Baby abandonment is just one of the many horrors documented by Nanfu Wang (of “Hooligan Sparrow” fame) and Lynn Zhang (a.k.a. Jialing Zhang), the directors of “One Child Nation,” which weaves together Wang’s personal story of becoming a new mother and a larger examination of how government policy impacted her own community. With a baby strapped to her frontside and a camera on her shoulder, Wang travels back to China, where she interviews her family members in her rural home.
She is surprised to learn how the policy deeply impacted her relatives. Her uncle abandoned his baby in the aforementioned way. Her aunt gave her daughter to a child trafficker. She meets a midwife who prays for redemption for all the babies she had killed. Wang meets with village elders who all say the same thing like a mantra: “It had to be done” and “there was no choice.” Her mother laughs uncomfortably during the interview and says, “There would be cannibalism without it.”
China was a poor country, and its citizens had endured famine and starvation. By 1979, the world’s most populous country was hurtling toward the one billion souls mark. The government feared that this population boom would tax its resources and the country would descend into chaos. Hence the one-child policy. Wang and Zhang uncover how far the state went to enforce this law, thereby underscoring the idea that the Chinese place far more importance on the state than on the individual.
Beyond the small village community, they interview provincial nurses who induced late-term abortions and killed fetuses with their bare hands. They meet an artist who was arrested for taking photos of babies curled up in yellow plastic bags at landfills. They chat with a security guard who went to prison for “human trafficking”—because he and his family members couldn’t bear to let the female babies rot in the streets, they took them to orphanages. Due to changes in international adoption laws, millions of Chinese girls were adopted overseas, sometimes against the will of their families.
“One Child Nation’s” well constructed narrative moves deftly and grippingly from macro issues of state-induced family planning (to put it mildly) to the most intimate moments of heartache and disappointment.
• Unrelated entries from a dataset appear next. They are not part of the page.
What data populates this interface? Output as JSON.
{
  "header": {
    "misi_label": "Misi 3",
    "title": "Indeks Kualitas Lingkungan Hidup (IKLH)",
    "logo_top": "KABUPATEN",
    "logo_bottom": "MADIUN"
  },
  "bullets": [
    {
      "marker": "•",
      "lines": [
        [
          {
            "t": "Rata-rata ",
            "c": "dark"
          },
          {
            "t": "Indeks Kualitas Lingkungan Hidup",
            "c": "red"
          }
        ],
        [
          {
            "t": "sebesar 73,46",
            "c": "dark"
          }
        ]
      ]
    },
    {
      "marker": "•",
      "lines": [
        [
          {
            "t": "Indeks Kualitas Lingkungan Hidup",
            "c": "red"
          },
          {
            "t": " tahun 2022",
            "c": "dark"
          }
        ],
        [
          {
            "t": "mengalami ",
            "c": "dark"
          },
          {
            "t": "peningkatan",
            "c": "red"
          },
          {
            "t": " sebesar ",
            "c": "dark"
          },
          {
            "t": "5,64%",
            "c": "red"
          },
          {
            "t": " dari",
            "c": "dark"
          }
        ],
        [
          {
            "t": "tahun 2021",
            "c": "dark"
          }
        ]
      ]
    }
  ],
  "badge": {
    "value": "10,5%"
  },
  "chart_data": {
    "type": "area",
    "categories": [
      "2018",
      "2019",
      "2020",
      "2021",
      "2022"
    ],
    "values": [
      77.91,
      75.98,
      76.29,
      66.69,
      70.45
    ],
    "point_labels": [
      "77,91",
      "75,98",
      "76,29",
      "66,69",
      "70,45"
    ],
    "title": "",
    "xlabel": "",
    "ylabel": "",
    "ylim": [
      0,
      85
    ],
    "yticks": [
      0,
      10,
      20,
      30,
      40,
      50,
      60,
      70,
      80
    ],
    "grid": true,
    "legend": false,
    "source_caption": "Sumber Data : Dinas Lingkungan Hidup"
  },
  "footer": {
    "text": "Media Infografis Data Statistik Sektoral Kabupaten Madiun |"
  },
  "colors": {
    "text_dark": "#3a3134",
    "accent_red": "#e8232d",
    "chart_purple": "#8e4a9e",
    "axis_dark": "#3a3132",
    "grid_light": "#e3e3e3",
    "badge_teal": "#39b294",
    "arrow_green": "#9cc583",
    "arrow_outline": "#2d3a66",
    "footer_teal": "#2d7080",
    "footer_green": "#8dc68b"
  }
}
For example, a set of twins were separated because of the one-child policy. The older twin was sent to an American family, while the younger one stayed behind in China, yearning to wear matching outfits and coordinated hairstyles with her missing sister. But when they finally connected on social media, she hesitated to ask her any intimate questions, afraid that she would annoy her and get blocked.
It’s one thing to make an absorbing feature, but it’s another kind of feat to make a prize-winning documentary in a country that’s determined to arrest you for your storytelling and filmmaking. This is what Wang and Zhang have achieved.